Xilinx ISE on an Apple M1 Pro - Rosetta 2 Edition

Tue 29 November 2022 | tags: fpga

Header

Continuing on from my last post about running Xilinx Vivado on an Apple M1 Pro machine, lets look into the older brother of Vivado, ISE.

This builds upon the past article so please start by reading and following that one first!

In preparation for install, the following additional packages are required:

sudo apt-get install libncurses5:amd64 libsm6:amd64 libxmu6:amd64 libxm4:amd64 libxpm4:amd64 libstdc++5:amd64

After unpacking the ISE installer for Linux, the xsetup file will need to be modified, similar to how it was done for Vivado. Look for the following block:

# run setup executable depending on different platform
if [ "$platform" = "Linux" ]
then
    machineType=`uname -m`; # Get the machine type
    if [ "$machineType" = "x86_64" ]
    then
  # 64 bit

And replace the x86_64 platform with aarch64:

# run setup executable depending on different platform
if [ "$platform" = "Linux" ]
then
    machineType=`uname -m`; # Get the machine type
    if [ "$machineType" = "aarch64" ]
    then
  # 64 bit

Launch xsetup and you'll now be able to install ISE (I used version 14.7) in your VM.

Once installation is complete, you'll need to add the following symlinks for ISE to run:

cd /lib/x86_64-linux-gnu/
sudo ln -s /opt/Xilinx/14.7/ISE_DS/ISE/lib/lin64/libXLicClientMgrFNP.so /lib/x86_64-linux-gnu/
sudo ln -s /usr/lib/x86_64-linux-gnu/libXpm.so.4 libXp.so.6

Note, the first shared library is found within the ISE installation directory so you may need to tweak the command depending on where you installed it.

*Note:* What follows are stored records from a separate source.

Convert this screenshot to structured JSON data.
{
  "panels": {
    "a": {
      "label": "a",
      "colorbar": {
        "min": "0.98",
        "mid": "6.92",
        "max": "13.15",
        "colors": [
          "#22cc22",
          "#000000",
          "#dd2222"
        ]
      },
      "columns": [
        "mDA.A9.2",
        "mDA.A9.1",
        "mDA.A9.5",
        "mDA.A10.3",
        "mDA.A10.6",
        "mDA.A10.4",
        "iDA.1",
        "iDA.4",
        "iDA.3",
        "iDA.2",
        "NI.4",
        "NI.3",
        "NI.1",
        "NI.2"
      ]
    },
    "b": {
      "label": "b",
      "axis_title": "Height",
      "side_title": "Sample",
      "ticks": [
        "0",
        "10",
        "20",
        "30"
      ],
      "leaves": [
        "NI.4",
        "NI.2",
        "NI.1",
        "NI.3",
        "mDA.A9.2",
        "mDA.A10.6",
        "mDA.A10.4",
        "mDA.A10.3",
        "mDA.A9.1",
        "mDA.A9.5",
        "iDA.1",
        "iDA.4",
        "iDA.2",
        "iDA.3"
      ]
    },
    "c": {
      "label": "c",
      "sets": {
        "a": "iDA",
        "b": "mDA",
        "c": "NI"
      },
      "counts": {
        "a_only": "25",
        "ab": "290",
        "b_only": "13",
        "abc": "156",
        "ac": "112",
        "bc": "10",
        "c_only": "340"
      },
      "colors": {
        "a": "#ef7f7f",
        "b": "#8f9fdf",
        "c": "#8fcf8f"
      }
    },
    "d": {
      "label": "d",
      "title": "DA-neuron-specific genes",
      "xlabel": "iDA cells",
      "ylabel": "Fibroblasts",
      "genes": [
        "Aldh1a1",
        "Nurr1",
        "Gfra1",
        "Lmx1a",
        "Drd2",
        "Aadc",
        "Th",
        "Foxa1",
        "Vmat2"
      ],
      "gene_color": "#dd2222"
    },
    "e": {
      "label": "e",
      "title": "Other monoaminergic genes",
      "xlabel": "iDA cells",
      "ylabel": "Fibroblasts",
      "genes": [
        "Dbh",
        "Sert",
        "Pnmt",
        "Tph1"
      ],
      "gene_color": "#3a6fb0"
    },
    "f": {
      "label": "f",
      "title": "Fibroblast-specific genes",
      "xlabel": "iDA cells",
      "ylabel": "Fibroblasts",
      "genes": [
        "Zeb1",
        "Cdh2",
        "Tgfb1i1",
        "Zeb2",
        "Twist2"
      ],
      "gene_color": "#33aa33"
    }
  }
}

You're now able to launch ISE and start compiling projects!

cd /opt/Xilinx/14.7/ISE_DS
source settings64.sh
ise

I haven't played much with any of the in-circuit debugging tools so YMMV with how you use it. I find that the initial launch of ISE and associated tools can be very slow to see the first window, then it's relatively useful after that.